The committee could have balanced the deficit by cutting entire programs, but according to Bittner, that wasn’t a good solution.

“What I was trying to do was to not kneecap any programs to where they couldn’t function,” he said. “If we had it our way, we would have increased funding to every program.”

None of the budget increases requested by the programs were approved by the committee except for Child and Family Studies, which saw an increase in order to cover the jump in minimum wage, Bittner said. Some programs did not see a budget decrease.

After appeals, the budget will be submitted to the Board of Trustees for final approval.

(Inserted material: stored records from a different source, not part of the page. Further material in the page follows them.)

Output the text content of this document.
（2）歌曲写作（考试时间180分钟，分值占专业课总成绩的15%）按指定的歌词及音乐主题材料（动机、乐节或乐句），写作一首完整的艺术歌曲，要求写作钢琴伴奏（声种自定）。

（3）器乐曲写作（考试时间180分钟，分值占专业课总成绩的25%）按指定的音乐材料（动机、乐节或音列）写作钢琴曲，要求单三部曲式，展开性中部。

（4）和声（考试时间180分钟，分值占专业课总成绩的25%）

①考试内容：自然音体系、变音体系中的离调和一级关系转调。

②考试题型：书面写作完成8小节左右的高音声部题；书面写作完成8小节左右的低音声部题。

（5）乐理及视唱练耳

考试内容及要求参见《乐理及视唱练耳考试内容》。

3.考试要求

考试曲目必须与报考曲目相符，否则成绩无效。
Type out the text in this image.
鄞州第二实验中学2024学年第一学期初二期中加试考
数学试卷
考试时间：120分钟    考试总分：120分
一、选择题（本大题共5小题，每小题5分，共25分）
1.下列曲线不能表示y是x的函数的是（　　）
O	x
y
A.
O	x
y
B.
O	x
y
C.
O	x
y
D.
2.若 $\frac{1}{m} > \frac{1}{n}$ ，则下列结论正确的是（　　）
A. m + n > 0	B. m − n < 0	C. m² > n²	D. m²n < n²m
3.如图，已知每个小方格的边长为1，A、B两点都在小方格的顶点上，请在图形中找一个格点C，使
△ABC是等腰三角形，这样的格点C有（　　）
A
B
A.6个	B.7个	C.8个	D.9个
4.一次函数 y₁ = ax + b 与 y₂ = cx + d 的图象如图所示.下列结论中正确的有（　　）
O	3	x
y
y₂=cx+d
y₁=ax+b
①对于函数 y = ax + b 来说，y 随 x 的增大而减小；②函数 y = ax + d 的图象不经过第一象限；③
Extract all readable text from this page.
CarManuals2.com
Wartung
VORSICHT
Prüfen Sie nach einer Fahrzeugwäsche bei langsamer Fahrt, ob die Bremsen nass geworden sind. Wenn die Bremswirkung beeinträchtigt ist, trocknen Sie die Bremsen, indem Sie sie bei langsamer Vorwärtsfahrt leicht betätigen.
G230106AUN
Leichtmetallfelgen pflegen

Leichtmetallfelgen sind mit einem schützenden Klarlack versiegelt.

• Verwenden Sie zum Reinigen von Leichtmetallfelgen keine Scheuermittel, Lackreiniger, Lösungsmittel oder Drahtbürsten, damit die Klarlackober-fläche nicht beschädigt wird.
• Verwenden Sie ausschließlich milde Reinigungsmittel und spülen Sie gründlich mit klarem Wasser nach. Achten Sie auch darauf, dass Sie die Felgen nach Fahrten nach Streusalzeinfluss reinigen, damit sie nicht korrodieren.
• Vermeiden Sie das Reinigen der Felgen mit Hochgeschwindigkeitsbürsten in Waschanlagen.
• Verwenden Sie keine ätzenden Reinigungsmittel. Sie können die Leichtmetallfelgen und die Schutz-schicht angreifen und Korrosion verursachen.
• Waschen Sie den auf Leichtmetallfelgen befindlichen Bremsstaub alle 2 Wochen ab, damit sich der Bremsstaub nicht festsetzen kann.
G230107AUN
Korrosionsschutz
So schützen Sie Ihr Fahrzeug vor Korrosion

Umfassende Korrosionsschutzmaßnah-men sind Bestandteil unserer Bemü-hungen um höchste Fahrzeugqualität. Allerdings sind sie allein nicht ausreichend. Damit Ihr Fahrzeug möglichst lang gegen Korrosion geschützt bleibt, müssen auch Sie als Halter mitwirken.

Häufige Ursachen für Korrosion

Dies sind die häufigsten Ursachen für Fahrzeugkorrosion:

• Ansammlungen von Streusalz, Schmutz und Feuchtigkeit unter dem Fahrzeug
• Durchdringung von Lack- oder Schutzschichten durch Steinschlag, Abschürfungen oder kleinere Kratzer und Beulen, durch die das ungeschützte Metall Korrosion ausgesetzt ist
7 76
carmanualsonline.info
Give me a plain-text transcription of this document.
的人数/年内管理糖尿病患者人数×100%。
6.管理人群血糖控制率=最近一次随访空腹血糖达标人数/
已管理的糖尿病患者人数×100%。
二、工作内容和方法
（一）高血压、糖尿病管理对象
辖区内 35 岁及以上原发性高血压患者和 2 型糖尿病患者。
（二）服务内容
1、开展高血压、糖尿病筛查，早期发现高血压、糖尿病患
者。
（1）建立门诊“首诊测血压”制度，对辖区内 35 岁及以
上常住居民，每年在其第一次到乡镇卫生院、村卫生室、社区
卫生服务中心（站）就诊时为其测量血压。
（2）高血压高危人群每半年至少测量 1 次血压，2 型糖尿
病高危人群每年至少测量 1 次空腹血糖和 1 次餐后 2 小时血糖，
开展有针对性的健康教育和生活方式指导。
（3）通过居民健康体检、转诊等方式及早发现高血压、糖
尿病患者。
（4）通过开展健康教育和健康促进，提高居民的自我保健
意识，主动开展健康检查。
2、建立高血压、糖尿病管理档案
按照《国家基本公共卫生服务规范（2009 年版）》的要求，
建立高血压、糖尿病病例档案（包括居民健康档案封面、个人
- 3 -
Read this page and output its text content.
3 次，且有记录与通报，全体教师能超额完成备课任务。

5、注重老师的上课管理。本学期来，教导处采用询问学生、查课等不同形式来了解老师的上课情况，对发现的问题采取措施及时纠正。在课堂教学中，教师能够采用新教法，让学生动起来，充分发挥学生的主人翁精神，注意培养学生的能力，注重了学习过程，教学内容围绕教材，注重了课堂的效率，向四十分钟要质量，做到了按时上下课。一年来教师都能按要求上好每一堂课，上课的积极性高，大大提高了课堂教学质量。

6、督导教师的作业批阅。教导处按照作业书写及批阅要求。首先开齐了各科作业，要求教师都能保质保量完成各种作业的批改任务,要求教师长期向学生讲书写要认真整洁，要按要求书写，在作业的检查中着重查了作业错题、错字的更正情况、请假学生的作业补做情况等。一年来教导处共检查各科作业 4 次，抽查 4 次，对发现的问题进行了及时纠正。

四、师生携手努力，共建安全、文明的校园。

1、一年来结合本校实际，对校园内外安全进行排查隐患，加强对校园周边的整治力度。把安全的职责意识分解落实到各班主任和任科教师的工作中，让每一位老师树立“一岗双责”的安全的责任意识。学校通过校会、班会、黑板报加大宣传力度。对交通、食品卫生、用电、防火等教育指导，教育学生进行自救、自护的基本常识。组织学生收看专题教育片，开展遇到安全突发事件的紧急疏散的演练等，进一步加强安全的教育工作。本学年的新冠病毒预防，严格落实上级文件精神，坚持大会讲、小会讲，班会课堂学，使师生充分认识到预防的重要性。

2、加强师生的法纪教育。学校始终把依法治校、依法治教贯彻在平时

Jack Burkman, a Vancouver City Council member who serves on the board said he looks for due diligence in the budget decision and “why they need to increase or what is the impact of a decrease in funds.”

A bigger debate

There might be a larger issue to resolve, too.

“Is it even legal for us to spend money on [paying directors with S&A money]?” Bittner said.

To answer that question, he said the committee requested the college’s auditor look into the S&A fee to find out if the current use of funds is legal.

A debate has sparked regarding the appropriate use of the S&A money and ties with instruction.

“ASCC money cannot mingle with instruction money. But the question has come up, about whether or not instructors who work as ASCC directors … isn’t that instructional?” Sullivan said.

In Bittner’s opinion, although he thinks programs are important, there isn’t a strong case for funding some of the co-curricular programs, which closely relate to instruction, with S&A money.

He said he thinks the intention of the S&A fee was to primarily fund “widespread services” like the C-Tran BackPASS, a discounted bus pass offered to Clark students.

He also objects to the allegation of insulting program directors by reducing stipends and said it feels like a “push to make it adversarial [with the committee], which is not how [the committee feels] at all. We are on their team.”

Bittner said he’s frustrated because his intentions were to be responsible with student money and fair with the allocations. He said he never intended for the decisions to be taken personally.

“That’s the part that’s frustrating for me,” Bittner said. “They’re coming and saying that they feel insulted and that just breaks my heart.”

“As far as morally, do I think that we should be contributing to help the directors? Yes I do,” he said. “As far as if it’s legal? I’m not convinced.”

Editor’s Note: The Independent was unable to get the proposed budgets for the programs by the time of this printing. Instead, we’ve contacted program directors to ask them to provide their budget allocations for us to publish. We have filed paperwork with the college to request that we be provided the allocations before appeals begin April 24.